C’est d’ailleurs la phrase que vous lisez en ressortant du siège de Les Transformateurs. C’est avec cette conviction que nous sommes en train d’avancer. Et je crois que nous allons arriver à ce que nous considérons comme une terre promise de justice, d’égalité, d’opportunités, de protection sociale. C’est au nom de la justice que nous sommes engagés et de sa jumelle qui s’appelle la dignité. Voyez-vous donc que pour la dignité, toutes les options sont sur la table et notre détermination est plus que jamais au sommet.

Aux actions internes, vous avez joint une dimension internationale ; vous étiez en France en janvier 2022 et êtes en train d’achever une visite au Burkina. A quoi répond cet autre volet de votre démarche-stratégique ?

J’appartiens à une génération décomplexée, qui veut parler au monde. Je veux dire aux Africains, qu’ils ont le meilleur chez eux, dont ils peuvent s’inspirer. L’un des meilleurs fils d’Afrique s’appelait Thomas Sankara.

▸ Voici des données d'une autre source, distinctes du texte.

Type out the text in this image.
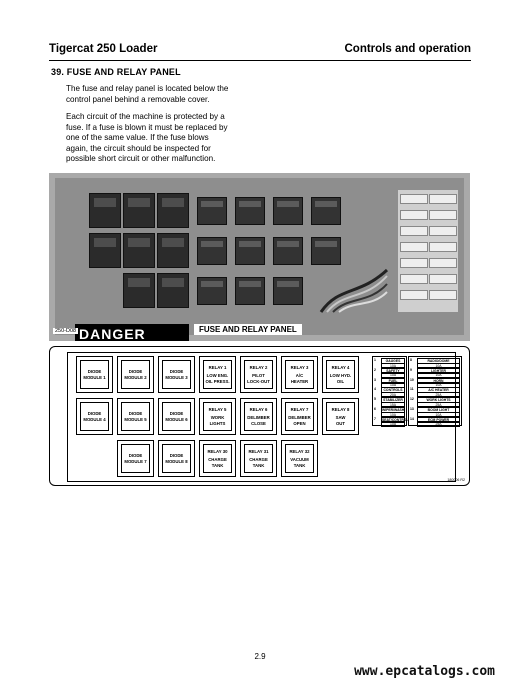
Tigercat 250 Loader	Controls and operation
39. FUSE AND RELAY PANEL
The fuse and relay panel is located below the
control panel behind a removable cover.
Each circuit of the machine is protected by a
fuse. If a fuse is blown it must be replaced by
one of the same value. If the fuse blows
again, the circuit should be inspected for
possible short circuit or other malfunction.
DANGER
250-D08	FUSE AND RELAY PANEL
DIODE
MODULE 1
DIODE
MODULE 2
DIODE
MODULE 3
RELAY 1
LOW ENG.
OIL PRESS.
RELAY 2
PILOT
LOCK-OUT
RELAY 3
A/C
HEATER
RELAY 4
LOW HYD.
OIL
DIODE
MODULE 4
DIODE
MODULE 5
DIODE
MODULE 6
RELAY 5
WORK
LIGHTS
RELAY 6
DELIMBER
CLOSE
RELAY 7
DELIMBER
OPEN
RELAY 8
SAW
OUT
DIODE
MODULE 7
DIODE
MODULE 8
RELAY 30
CHARGE
TANK
RELAY 31
CHARGE
TANK
RELAY 32
VACUUM
TANK
1	GAUGES
10A
2	SAFETY
10A
3	FUEL
10A
4	CONTROLS
20A
5	STABILIZER
15A
6 WIPER/WASH
10A
7 SEAT/CONTROL
10A
8	RADIO/DOME
10A
9	LIGHTER
10A
10	HORN
10A
11	A/C HEATER
25A
12	WORK LIGHTS
25A
13	BOOM LIGHT
10A
14	ECM POWER
25A
180006 R2
2.9
www.epcatalogs.com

Je suis venu au Burkina Faso, à la source d‘inspiration de l’un des meilleurs fils d’Afrique, pour dire aux Africains que vous avez un des meilleurs dont vous pouvez vous inspirer aujourd’hui pour établir le leadership serviteur.

Je suis allé aussi en France, comme en Afrique du Sud, aux USA, etc. Je suis donc de cette génération d’Africains qui n’ont pas de complexe à se faire. Moi, j’ai étudié dans la même école que cinq présidents français. Et je n’y étais pas dernier (pour ne pas dire plus). J’ai fait les mêmes écoles que ceux qui ont dirigé les Etats-Unis d’Amérique ou l’Angleterre. Je veux dire aux présidents de ces différents pays-là que, nous aussi, en Afrique, c’est la même manière qu’on a été capable, certains parmi nous, d’être meilleurs qu’eux, dans leurs propres écoles. Nous n’avons donc pas de complexe.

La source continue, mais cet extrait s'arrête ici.